He stopped playing and lived the rest of his life in pain...but he would probably never tell?
Fair thee well.
Rip
Bill Walton
Thanks for the tribute, Colin. RIP Bill Walton. 🙏🏽
Great man great heart ❤️ great passion! Thank you for my life
His jumper was iconic...who shoots like that....classic
Colin , I think an unfair slight to the offensive efficiency of that '77 Blazers team...Walton was key with his incredible passing ability as a center in those days, but the cuts shooting accuracy, and movement of Bobby Gross, Lionel Hollins, Maurice Lucas, Lloyd Neal , LARRY Steele,etc made them a beautiful machine offensively to watch!! Much better than iso pick and role and bombing 3's as today 🙄.. love your stuff Colin , but look at old tape!! RIP Bill..one of best Blazers of all time, no doubt !!
Robbie Benson ultimate role player!
Walton played a little like Wes Unsel.
Henry Steele?
Henry Steele!!! Robby Benson was on that team!
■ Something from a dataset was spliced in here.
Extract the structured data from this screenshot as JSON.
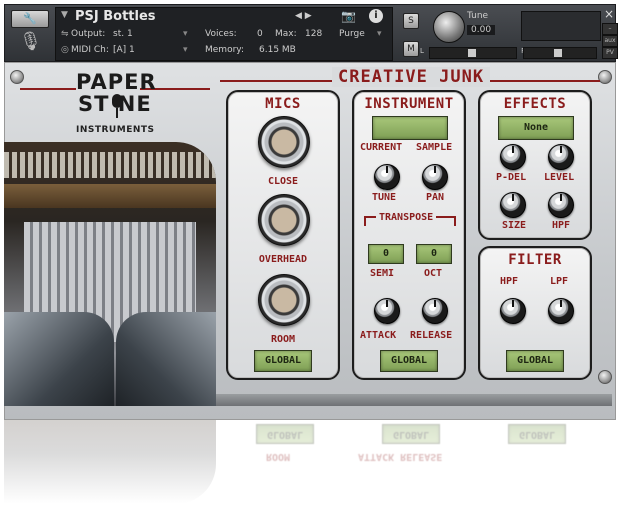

Up your ass with a red-hot poker!
You've lead a incredible life when you start as a shy, stuttering basketball player who becomes a HOF player. However, more people know him is a HOF broadcaster whose acts of kindness are so numerous they cannot be counted. The human race lost a really good person.
Larry Steele
I understand that negativity easily grips the intellectual, but ya could have done this segment without the, "frat-man."
When healthy, Walton was a better player than Kareem.
Loved them both, saw both at their peaks, and I'd have to disagree. Walton was better at some things (assisting, outlet passing, although Kareem was closer than some think), and Kareem was better at other things (but Walton was closer also on Kareem's strengths, in rebounding and blocking). When they met up in the WCF, both in peak form, I (and probably all Blazer fans) were terrified of Kareem. Maurice Lucas helped on Kareem, and the Blazer guards were much younger and quicker than the Lakers guards. Kareem outplayed Walton that series (except trailing him by 2 assists per game).
@@phillipschuman4307 I think Walton excelled at making his whole team better. Kareem had more physical skills, although Walton was actually extremely quick and could jump, and if he tried harder could have been as good a rebounder as Walton. In the book "On the Road With the Portland Trailblazers" Wilt is quoted as saying Walton was more skilled than Jabbar. But, the two are close for sure.